Suppose we have LP maximization where the constraint are put in the form $I {\bf x_B} + B^{-1} N {\bf x_N} = {\bf \overline{b} } $ where : ${\bf \overline{b }} \ngeq 0 $
If we add just one artificial variable, say $s$ with activity vector ${\bf \hat{b} } $ so that ${\bf \hat{b} } \leq {\bf \overline{b} } $, can we then obtain a basic feasible solution there?
Attempt:
Assume ${\bf \overline{b} } < 0$. that is $\overline{b_k} < 0$ fo all $k=1,...,m$ and put $Y = B^{-1} N $ If we use the big-M method then we have the objective function $z = {\bf c x} - M s $ and our tableau looks like
\begin{matrix} z & x_B & x_N & s & RHS \\ \hline 1 & 0 & - c_N & M & z_0\\ 0 & Id & Y& {\bf e_i}&{\bf \overline{b}} \\ \end{matrix}
where ${\bf e_i}$ has a 1 in the ith position. Now, we must clear the $M$ on the top of the tableau. We have
\begin{matrix} z & x_B & x_N & s & RHS \\ \hline 1 & -M & - c_N & 0 & z_0 - M \overline{b_i}\\ 0 & Id & Y& {\bf e_i}&{\bf \overline{b}} \\ \end{matrix}
and in the $x_N$ columnn, the component $i$ of the vector $-C_N$ also transforms in $c_i-M y_{ji}$ and the where $y_{ji}$ is the ith entry of the column ${\bf y_j} = (y_{j1},y_{j2},...,y_{jm} )^T$.

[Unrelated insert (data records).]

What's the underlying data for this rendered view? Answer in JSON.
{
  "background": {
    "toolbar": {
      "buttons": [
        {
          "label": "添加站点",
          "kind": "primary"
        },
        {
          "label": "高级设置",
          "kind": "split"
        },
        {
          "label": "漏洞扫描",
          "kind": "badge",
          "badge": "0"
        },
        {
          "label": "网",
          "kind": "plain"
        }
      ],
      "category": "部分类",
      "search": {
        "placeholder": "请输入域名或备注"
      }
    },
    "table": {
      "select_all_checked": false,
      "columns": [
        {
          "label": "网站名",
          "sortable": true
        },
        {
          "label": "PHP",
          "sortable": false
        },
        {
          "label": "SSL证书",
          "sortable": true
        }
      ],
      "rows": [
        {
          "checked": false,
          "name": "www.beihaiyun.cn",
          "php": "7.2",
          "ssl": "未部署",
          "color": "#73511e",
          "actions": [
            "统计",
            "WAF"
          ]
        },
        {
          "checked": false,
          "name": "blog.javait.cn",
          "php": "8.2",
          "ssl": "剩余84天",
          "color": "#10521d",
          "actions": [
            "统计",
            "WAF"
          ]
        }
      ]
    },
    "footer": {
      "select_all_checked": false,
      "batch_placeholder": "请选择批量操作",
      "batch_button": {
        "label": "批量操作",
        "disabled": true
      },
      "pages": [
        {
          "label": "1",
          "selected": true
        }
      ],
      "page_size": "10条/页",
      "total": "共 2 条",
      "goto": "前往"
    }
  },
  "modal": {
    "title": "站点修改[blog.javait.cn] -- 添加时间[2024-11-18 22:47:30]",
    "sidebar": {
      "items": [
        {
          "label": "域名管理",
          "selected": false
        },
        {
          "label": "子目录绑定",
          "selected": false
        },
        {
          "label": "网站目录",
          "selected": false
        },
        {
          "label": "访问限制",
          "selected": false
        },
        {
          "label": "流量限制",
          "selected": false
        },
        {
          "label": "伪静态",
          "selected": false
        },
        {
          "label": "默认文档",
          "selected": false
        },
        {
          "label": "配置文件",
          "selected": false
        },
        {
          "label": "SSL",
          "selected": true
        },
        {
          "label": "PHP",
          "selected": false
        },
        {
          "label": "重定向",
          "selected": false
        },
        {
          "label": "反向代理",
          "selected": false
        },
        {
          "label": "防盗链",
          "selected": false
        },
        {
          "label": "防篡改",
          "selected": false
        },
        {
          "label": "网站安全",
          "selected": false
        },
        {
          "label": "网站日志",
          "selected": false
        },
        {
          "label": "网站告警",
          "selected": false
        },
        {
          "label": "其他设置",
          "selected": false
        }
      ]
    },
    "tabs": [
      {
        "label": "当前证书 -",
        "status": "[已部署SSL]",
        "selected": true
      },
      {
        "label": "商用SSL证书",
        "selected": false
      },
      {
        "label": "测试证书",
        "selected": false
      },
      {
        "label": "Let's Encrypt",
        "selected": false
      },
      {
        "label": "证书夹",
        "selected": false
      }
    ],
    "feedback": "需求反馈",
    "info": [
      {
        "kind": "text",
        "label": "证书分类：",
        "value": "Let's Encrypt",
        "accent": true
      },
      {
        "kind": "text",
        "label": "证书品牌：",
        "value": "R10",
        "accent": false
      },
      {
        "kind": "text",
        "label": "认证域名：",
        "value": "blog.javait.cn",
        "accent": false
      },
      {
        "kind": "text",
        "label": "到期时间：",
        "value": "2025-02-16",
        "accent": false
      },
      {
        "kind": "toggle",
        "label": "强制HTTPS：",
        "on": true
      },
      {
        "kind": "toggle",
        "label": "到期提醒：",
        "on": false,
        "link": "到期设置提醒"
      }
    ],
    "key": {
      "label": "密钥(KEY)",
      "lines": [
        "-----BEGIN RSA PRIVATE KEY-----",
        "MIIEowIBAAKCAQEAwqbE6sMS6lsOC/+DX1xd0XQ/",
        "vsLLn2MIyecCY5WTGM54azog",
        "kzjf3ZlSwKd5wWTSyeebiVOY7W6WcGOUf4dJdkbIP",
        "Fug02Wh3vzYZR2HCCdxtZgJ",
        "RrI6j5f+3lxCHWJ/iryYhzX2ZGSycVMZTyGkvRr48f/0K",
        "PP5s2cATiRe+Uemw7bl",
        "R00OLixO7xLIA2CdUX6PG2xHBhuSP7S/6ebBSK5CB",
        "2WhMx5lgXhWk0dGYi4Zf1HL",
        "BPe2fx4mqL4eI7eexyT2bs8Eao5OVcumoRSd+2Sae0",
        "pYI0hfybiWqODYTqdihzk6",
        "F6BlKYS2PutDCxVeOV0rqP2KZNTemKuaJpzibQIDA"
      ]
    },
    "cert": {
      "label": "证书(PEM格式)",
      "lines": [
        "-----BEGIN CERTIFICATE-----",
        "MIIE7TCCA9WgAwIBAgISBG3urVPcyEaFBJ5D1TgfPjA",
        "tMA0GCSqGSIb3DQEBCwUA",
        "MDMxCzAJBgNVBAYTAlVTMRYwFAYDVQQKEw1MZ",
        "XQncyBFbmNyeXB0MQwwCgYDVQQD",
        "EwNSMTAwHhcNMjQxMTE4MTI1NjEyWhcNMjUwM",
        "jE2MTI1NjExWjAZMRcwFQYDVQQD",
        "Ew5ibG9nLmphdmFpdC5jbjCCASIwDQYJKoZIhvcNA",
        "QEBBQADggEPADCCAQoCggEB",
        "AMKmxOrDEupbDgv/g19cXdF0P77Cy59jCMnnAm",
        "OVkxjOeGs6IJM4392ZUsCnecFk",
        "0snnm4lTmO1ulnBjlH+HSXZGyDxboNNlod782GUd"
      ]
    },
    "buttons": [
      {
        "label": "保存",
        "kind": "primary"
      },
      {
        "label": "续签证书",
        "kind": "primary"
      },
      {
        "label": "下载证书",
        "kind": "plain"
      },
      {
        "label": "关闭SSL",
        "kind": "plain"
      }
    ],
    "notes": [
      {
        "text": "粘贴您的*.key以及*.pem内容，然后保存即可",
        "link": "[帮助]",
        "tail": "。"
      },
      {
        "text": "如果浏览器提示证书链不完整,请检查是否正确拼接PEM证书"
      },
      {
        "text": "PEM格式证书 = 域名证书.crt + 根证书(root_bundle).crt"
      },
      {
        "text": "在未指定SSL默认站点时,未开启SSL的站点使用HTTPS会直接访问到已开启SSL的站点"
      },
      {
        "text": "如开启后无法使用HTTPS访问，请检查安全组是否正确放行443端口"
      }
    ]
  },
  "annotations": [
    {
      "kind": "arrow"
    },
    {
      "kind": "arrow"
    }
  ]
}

Here is where I get stuck since I dont really understand what they mean by an activity vector. Am I on the right track?
Update: (10/07)
Suppose It is possible to put our constraints of a linear program to the form $I {\bf x_B} + B^{-1} N {\bf x_N} = {\bf \overline{b}}$ and assume ${\bf \overline{b}} \ngeq 0 $. If we write ${\bf \overline{b}} = ( \overline{b_1}, \overline{b_2}, ..., \overline{b_m})^T$, then we are given that there is at least one index $r$ so that $\overline{b_r} < 0$. Now, add artificial variable $s$ with activity vector
$${\bf \hat{b}} = \begin{bmatrix} \beta_1 \\ \beta_2 \\ \vdots \\ \beta_r \\ \vdots \\ \beta_m \\ \end{bmatrix} $$
and choose them in such a way that $\beta_i \leq \overline{b_i}$ for all $i=1,2,...,m$ and put $\beta_r = \overline{b_r}$ which trivially satisfies the above. Now, consider the rth row on our tableau:
$$ \begin{bmatrix} 0 & 0 & \dots & 1 & \dots & 0 & {\bf y_r} & \beta_r & $\overline{b_r}$\\ \end{bmatrix}$$
where ${\bf y_r}$ is the rth row of the matrix $B^{-1}N$. By our choice of $\beta_r$, if divide this row by $\beta_r$, we obtain
$$ \begin{bmatrix} 0 & 0 & \dots & \dfrac{1}{\beta_r} & \dots & 0 & \dfrac{1}{\beta_r} {\bf y_r} & 1 & 1\\[2ex] \end{bmatrix}$$
We now perform pivoting to make the activity vector of the artificial variable a canonical vector. In fact, the right-hand side vector now becomes
$$ \begin{bmatrix} \overline{b_1} - \beta_1 \\ \overline{b_2} - \beta_2 \\ \vdots \\ 1 \\ \vdots \\ \overline{b_m} - \beta_m \\ \end{bmatrix} $$
and our hypothesis implies that every entry in the preceding vector must be greater or equal than zero, meaning it is a BFS, as desired.